Wednesday, September 1, 2010
discord, tone, George Inness and a question
This is a painting that I have struggled with for months and continue to struggle. It is a studio painting. I have painted in this particular location on the C and O canal, so many times, for so many years, that I decided to use it as my muse for this painting. I felt that it's was simply inside of me. No need to be there, no need for photos of plein air paintings as reference. The painting has gone through many metamorphoses. I question...would the water look better if it were lighter in front? What do you think?
I keep thinking about George Inness.
I read George Inness over and over again. This particular part is streaming through my head.
Once after asking his son (a painter himself), "How does it look?" George Inness Jr. (the son) says, "Fine Pop, all right beautiful. Fine tone." The senior and master George Inness answers, "Yes, it has things in it, but it's stupid. Confound it! it's too good: it's all tone. That's what's the matter with it. I've got too much detail in the foreground. That's the thing we are all running up against to tickle the buyer- to make a few dollars. Those weeds don't mean a thing. Let's take them out; they are not the picture. The picture is very good but it is all tone."

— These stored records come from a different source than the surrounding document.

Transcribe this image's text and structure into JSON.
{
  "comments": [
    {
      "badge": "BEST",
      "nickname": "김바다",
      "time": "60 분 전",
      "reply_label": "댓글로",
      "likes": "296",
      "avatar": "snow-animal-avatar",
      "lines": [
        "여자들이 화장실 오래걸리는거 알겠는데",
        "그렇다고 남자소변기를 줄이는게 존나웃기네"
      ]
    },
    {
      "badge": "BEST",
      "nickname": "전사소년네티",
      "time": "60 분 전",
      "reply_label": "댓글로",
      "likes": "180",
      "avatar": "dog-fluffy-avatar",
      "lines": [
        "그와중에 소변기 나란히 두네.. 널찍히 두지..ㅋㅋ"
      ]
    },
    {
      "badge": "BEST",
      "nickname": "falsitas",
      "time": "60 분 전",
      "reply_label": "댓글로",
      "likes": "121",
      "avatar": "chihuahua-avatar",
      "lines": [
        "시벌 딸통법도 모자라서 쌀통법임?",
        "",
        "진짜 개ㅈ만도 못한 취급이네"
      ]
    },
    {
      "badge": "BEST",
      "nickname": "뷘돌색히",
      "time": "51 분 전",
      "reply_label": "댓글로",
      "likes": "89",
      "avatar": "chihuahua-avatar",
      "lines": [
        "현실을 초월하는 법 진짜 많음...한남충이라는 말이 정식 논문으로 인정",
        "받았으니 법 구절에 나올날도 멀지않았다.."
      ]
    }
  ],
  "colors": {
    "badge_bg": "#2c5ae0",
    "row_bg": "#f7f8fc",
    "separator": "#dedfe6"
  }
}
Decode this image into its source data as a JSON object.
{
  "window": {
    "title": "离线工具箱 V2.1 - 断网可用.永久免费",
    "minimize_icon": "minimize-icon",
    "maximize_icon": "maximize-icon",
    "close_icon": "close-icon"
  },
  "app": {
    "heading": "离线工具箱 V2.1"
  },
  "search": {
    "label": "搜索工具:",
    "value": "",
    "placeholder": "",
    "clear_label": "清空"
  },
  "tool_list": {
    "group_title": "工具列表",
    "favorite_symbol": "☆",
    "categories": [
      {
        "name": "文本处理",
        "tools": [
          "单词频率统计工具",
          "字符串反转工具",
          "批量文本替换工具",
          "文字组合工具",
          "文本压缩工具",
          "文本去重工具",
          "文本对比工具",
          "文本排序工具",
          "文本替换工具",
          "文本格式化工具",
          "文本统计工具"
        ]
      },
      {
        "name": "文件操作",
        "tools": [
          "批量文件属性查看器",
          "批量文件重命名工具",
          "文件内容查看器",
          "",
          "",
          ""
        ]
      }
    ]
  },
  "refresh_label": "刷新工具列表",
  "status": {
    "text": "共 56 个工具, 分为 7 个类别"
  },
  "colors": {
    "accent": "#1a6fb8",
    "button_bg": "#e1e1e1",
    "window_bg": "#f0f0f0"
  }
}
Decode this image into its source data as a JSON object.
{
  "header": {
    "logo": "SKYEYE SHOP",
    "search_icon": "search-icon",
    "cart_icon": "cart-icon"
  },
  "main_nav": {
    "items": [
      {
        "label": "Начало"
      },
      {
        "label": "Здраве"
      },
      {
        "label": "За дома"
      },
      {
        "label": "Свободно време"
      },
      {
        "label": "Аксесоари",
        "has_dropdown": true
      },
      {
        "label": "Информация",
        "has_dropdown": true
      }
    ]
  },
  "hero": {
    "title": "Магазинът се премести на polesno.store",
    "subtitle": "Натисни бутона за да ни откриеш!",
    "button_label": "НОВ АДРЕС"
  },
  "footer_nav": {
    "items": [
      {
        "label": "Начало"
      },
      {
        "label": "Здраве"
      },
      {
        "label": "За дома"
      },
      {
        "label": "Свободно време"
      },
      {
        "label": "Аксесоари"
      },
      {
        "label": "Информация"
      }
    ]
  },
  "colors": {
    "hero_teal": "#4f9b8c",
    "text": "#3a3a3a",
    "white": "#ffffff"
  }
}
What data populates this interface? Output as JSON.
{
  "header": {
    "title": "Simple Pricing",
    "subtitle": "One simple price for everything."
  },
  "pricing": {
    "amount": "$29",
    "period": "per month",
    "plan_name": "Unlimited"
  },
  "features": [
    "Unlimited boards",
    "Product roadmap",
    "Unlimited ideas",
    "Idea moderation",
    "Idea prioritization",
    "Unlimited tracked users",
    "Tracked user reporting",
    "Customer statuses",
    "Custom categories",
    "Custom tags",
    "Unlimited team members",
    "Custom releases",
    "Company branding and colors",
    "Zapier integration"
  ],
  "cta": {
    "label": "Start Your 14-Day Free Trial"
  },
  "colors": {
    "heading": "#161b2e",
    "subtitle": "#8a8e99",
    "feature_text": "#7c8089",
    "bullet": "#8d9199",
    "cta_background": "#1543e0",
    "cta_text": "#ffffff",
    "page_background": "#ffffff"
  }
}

The son replies," Yes Pop, but that's what I like about it, it's beautiful in tone.." Senior George Inness replies, " Perhaps , but that is what makes it stupid. Why in thunder can't I put something in it that's out of tone? You see there's no interest in this picture. It's well drawn, yes, well constructed , well painted, and perfectly tonal; but there's no passion in it. A picture without passion has no meaning, and it would be far better it had never been painted. Imitation is worthless. Photography does it much better than you or I could. In a bar-room in New York is a painting of a barn door with hinges on it and a key-hole. It is painted so well that you would swear that the hinges were real and that you could put your finger in the key hole; but it is not real! It is not what it represents. It is a lie. Clever, yes, but it gives you no sensation of truth, before you look at it you are told that it is a lie. The only charm in this picture is deceiving you into the belief that it is a real barn door. Now in art, true art, we are not seeking to deceive. We do not pretend that this is a real tree, a real river; but we use the tree or river as a means to give you the feeling or impression that under a certain effect is being produced upon us."
His words sit firmly in the front of my mind. As I look at this one now, after writing that, I wonder..is it too "in tone" and is need a certain amount of discord? It needs changes... but what?